I've been trying to use these theorems from class but I haven't gotten far:
Theorem 8.2: For $p$ an odd prime, there exists $a\in\mathbb{N}$ so $a^2\equiv -1\pmod{p}$.
Theorem 8.3: For $p$ an odd prime, there exist $a,b\in\mathbb{N}$ so $p=a^2+b^2\iff p\equiv 1\pmod4$.
Theorem 8.4: $n\in\mathbb{N}$ is a sum of two squares in $\mathbb{Z}\iff$ every prime divisor $p$ of $n$ with $p\equiv 3\pmod4$ occurs an even number of times in the prime factorization of $n$.
For the first problem we know that $(\forall (a,b) \in \mathbb{N}^2)\ a + b = c$ where $c \in \mathbb{N}$.
So $(a + b)^2 = c^2$.
Then take $n$ and $m$ which are natural numbers, so is $n \equiv m \pmod 9$ so $ m \in \{0;1;2;3;4;5;6;7;8\}$ and because $n^2 \equiv m^2 \pmod 9$ we get that $m^2 \in \{0;1;4;7\}$.

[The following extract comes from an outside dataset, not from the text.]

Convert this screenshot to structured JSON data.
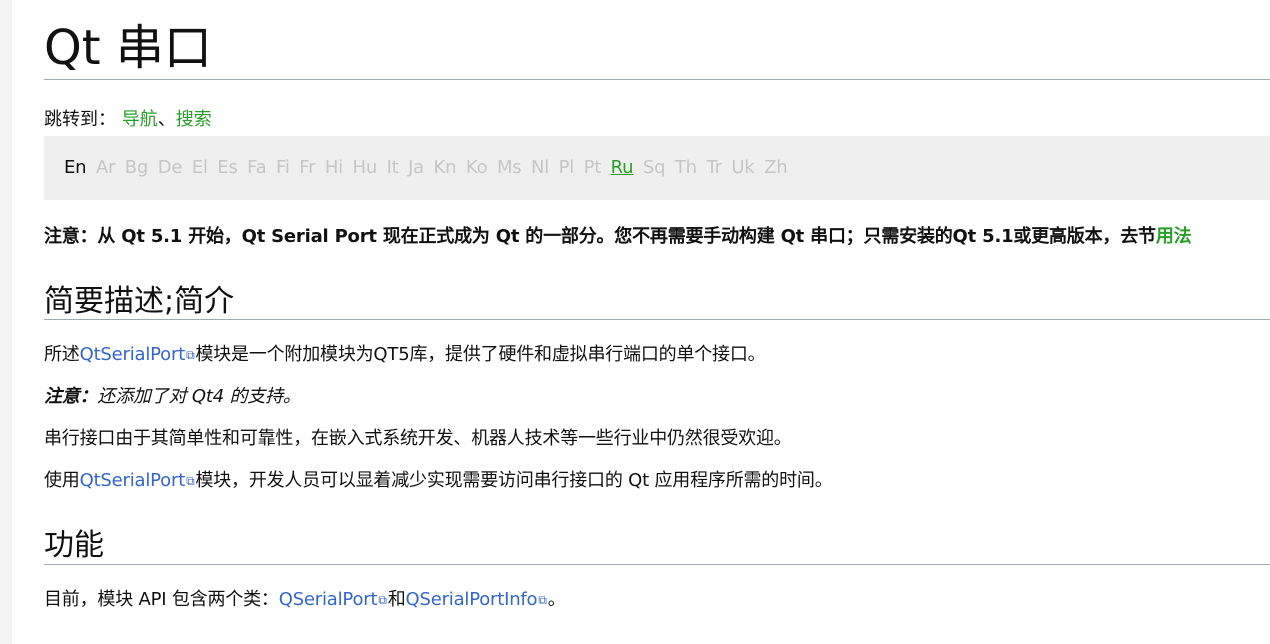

So we remark that $n^2 \not\equiv 6 \pmod 9$ and if we change n to c we get that $c^2 \not\equiv 6 \pmod 9 \iff (a+b)^2 \not\equiv 6 \pmod 9$. $\square$
And we're done !
PS: We can said that if $n \equiv 6 \pmod 9$ so, $n$ cannot be the sum of integers squares.